PLYMOUTH - Plymouth took an opportunity to say thank you to a man who will be a legend in PHS sports for more than just being a hall of fame coach. 

Plymouth wrestling coach Bob Read has announced that this season will be his last on the side of the mat for the Rockies after 39 years. Last night was his final home, regular season match and the Plymouth community, the PHS athletic department and Read's former wrestlers took the opportunity to say thank you.

The city of Plymouth said thank you as well with Mayor Mark Senter on hand to offer a proclamation by the city to honor Read for his year's of service and impact on the youth of Plymouth.

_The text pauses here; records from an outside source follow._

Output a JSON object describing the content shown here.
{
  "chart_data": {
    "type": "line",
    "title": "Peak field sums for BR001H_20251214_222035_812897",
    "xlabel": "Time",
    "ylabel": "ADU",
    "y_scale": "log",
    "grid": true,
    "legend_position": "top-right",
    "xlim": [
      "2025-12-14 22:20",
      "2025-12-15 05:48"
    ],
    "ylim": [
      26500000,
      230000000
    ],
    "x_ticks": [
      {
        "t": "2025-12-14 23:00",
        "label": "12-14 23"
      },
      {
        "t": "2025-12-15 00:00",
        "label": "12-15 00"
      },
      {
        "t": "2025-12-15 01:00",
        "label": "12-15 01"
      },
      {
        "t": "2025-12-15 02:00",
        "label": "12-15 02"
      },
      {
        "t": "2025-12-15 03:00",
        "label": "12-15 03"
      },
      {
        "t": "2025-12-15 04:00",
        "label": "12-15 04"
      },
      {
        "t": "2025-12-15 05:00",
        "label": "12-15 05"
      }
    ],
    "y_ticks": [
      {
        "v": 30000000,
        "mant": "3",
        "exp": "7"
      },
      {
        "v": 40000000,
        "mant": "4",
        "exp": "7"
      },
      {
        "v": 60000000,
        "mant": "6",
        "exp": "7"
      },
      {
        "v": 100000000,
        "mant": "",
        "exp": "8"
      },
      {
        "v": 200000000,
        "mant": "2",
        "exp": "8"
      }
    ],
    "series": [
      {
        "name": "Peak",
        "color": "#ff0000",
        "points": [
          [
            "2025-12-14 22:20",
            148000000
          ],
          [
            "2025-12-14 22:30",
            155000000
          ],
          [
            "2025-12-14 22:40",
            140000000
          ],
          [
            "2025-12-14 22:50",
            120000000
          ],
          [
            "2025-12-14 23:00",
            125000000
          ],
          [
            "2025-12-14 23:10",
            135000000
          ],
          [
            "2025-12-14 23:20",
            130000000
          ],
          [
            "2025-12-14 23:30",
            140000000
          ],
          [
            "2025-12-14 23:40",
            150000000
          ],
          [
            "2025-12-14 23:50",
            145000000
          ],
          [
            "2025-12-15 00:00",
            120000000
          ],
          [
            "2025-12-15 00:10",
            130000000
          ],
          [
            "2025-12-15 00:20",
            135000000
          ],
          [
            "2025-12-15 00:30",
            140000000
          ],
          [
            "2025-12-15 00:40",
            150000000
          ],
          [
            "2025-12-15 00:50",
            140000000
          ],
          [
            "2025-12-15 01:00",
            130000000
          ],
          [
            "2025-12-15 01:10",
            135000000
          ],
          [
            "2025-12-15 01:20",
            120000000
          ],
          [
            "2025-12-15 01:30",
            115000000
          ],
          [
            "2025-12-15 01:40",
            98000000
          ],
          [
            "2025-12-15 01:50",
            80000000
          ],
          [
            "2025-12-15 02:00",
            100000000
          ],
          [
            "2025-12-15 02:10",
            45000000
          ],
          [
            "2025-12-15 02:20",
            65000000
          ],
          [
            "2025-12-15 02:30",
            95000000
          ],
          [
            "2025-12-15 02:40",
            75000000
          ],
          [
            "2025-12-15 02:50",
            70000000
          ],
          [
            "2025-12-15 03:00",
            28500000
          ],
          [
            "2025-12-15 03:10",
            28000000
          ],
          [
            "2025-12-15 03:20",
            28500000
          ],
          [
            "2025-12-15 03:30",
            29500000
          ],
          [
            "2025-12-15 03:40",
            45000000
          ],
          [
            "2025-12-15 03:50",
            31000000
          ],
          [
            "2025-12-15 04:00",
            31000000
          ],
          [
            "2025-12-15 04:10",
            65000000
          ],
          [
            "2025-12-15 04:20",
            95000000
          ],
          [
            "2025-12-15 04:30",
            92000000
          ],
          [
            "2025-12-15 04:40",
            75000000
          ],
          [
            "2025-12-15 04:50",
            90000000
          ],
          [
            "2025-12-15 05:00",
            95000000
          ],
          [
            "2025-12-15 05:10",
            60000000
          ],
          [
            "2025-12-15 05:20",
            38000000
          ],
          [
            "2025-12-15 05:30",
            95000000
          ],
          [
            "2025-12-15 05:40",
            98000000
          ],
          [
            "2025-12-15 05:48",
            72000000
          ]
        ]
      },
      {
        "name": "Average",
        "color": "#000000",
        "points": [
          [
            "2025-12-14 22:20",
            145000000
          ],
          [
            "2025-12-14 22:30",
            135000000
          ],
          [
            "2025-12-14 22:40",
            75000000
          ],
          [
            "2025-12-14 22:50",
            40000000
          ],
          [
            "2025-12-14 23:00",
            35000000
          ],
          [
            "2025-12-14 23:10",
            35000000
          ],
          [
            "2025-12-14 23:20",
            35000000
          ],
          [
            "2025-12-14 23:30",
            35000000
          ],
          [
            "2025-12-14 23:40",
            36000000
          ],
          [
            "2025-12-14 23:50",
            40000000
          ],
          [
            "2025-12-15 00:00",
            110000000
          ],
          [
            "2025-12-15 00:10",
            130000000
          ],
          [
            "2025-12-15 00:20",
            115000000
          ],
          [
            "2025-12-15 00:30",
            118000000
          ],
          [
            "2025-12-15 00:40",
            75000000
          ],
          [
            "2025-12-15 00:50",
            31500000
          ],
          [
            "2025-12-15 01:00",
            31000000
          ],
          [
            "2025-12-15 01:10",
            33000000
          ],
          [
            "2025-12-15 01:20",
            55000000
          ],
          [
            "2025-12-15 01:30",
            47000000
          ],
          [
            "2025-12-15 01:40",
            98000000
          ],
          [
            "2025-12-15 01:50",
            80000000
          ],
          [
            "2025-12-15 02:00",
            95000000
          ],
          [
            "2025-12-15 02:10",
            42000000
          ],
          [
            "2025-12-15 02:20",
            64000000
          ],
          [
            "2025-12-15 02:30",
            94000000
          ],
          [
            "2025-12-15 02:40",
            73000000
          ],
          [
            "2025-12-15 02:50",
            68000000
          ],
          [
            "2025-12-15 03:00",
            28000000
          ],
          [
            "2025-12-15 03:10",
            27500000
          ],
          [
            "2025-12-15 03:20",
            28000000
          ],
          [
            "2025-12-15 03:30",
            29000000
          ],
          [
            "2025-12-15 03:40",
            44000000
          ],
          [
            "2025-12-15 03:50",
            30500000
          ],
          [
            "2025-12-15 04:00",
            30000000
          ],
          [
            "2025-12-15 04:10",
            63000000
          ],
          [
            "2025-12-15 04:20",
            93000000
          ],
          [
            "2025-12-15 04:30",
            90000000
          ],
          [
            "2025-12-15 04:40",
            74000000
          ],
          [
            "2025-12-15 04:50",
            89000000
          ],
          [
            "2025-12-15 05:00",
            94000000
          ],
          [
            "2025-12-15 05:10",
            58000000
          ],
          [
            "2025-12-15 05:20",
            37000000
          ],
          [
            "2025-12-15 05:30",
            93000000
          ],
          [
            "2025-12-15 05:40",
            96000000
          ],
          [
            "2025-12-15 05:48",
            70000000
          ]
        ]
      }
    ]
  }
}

And in what could only make Read happier, his Rockies took a conference win over Concord on the way by a final of 44-30.

Former athletes locally and from all over the country took an opportunity to come back to say thank you and many who couldn't be in attendance paid tribute in recorded thoughts that were put into a video that was shared with those in attendance.

In true Bob Read fashion, there wasn't a single face that he didn't have a fond memory of.

"Every time I see a kids face I think of another story," he said. "One kid after another. This is all amazing."

Read was a regional champ himself as a senior at Plymouth High School in 1973 and went on to wrestle at Division I Western Michigan University. He knew his career path already.

"I fell in love with the sport," he said. "When I went to college I wanted to wrestle and I knew when I came out I wanted to coach because I wanted to stay a part of the sport. I was blessed with a job here at Plymouth."

In 39 years as head coach of the Rockies, Read had no less than 38 state qualifiers and multiple state champions. For Read, a man whose faith motivates him as much as his competitive nature, it was always more than just wins.

"It became a ministry for me to pour into kids," he said. "That has been my driving force."

Read's coaching always went further than just technique, it had to do with developing the qualities that make a good man, not just a good wrestler.

"My coaching staff and I talk about if we can develop character wins and losses take care of themselves," he said. "My job is not to win matches. My job is to build character and build kids with character, and when that happens we win matches. Like tonight. They had kids that were better than us and our kids outwrestled them and it's because of what my coaching staff does. I've been blessed with good coaches."

He's also had some good athletes over the years and like any successful coach, he gives the credit to those athletes, especially early on, who started the legacy.

"Starting out years ago with the Dave Shook's and the Gabe Lopez's those kids understood that you work your fanny off and good things happen," he said. "They didn't always work their fanny off and I'd let them know that."

Not one to crave any personal accolades Read is clear about what he feels his legacy will be.

"I've never put much thought into that," he said. "In four to five years when that last group has graduated I could walk into the practice room and nobody would know who I am here. I don't care that they think anything about me. What I care about is 'did I change a life?' If I changed somebody's life, they are going to impact somebody else. So I guess it's not about me. It's about who those guys are going to touch."